Penn Medicine is one of the world's leading academic medical centers, dedicated to the related missions of medical education, biomedical research, and excellence in patient care. Penn Medicine consists of the Raymond and Ruth Perelman School of Medicine at the University of Pennsylvania (founded in 1765 as the nation's first medical school) and the University of Pennsylvania Health System, which together form a $6.7 billion enterprise.

The Perelman School of Medicine has been ranked among the top five medical schools in the United States for the past 20 years, according to U.S. News & World Report's survey of research-oriented medical schools.

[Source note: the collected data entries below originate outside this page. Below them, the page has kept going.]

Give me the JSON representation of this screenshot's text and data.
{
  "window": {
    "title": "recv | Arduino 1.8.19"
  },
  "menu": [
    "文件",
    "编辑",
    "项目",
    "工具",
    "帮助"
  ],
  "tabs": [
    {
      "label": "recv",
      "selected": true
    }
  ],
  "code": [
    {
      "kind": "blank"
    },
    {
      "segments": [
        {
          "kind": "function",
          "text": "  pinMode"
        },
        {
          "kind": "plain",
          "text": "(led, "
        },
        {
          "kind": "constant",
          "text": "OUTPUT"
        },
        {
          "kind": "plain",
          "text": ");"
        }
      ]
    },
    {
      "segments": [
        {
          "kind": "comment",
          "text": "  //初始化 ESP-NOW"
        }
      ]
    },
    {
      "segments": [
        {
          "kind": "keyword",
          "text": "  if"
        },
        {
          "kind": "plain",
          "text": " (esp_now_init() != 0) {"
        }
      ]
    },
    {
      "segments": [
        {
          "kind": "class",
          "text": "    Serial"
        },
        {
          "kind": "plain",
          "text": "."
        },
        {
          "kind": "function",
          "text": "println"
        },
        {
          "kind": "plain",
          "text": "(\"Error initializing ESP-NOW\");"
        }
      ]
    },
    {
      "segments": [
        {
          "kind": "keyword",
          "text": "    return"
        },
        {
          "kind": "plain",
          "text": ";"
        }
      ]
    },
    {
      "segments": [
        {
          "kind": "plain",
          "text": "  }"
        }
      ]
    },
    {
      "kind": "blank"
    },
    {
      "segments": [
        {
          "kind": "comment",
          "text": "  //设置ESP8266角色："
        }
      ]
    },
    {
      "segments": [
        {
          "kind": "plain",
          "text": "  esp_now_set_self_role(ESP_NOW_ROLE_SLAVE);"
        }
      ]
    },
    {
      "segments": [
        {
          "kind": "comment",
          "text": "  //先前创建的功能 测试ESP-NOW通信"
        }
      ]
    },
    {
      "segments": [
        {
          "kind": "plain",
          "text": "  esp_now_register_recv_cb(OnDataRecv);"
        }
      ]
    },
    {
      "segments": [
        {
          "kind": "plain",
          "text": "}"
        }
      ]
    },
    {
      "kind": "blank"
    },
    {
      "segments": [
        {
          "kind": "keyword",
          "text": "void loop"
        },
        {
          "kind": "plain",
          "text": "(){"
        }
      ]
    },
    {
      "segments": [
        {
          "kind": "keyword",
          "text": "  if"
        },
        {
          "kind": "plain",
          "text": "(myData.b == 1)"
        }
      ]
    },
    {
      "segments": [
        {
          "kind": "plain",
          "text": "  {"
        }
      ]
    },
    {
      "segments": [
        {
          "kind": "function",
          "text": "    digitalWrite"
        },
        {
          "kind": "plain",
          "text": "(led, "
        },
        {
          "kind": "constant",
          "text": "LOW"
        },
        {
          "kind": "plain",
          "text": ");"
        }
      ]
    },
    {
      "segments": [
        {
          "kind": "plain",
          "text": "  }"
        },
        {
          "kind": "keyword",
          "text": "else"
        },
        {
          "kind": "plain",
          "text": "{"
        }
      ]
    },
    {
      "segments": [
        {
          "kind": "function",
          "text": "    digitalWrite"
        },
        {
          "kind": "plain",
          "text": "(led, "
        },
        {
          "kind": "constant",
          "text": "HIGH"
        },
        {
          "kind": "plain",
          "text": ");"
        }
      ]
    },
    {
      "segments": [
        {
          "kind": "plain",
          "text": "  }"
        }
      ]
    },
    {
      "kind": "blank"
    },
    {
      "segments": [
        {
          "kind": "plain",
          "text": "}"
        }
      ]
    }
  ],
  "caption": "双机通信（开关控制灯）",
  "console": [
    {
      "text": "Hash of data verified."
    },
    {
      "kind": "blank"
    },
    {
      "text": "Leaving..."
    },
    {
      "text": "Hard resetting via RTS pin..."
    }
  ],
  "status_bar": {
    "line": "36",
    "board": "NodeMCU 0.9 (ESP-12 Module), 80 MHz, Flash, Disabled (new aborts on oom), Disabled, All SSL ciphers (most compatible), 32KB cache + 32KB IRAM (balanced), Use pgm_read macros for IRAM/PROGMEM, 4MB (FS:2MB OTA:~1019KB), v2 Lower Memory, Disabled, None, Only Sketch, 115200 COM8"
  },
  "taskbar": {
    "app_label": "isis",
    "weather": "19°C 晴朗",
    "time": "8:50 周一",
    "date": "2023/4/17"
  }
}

The School is consistently among the nation's top recipients of funding from the National Institutes of Health, with $392 million awarded in the 2016 fiscal year.

The University of Pennsylvania Health System's patient care facilities include: The Hospital of the University of Pennsylvania and Penn Presbyterian Medical Center -- which are recognized as one of the nation's top "Honor Roll" hospitals by U.S. News & World Report -- Chester County Hospital; Lancaster General Health; Penn Wissahickon Hospice; and Pennsylvania Hospital -- the nation's first hospital, founded in 1751. Additional affiliated inpatient care facilities and services throughout the Philadelphia region include Good Shepherd Penn Partners, a partnership between Good Shepherd Rehabilitation Network and Penn Medicine.

Penn Medicine is committed to improving lives and health through a variety of community-based programs and activities. In fiscal year 2016, Penn Medicine provided $393 million to benefit our community.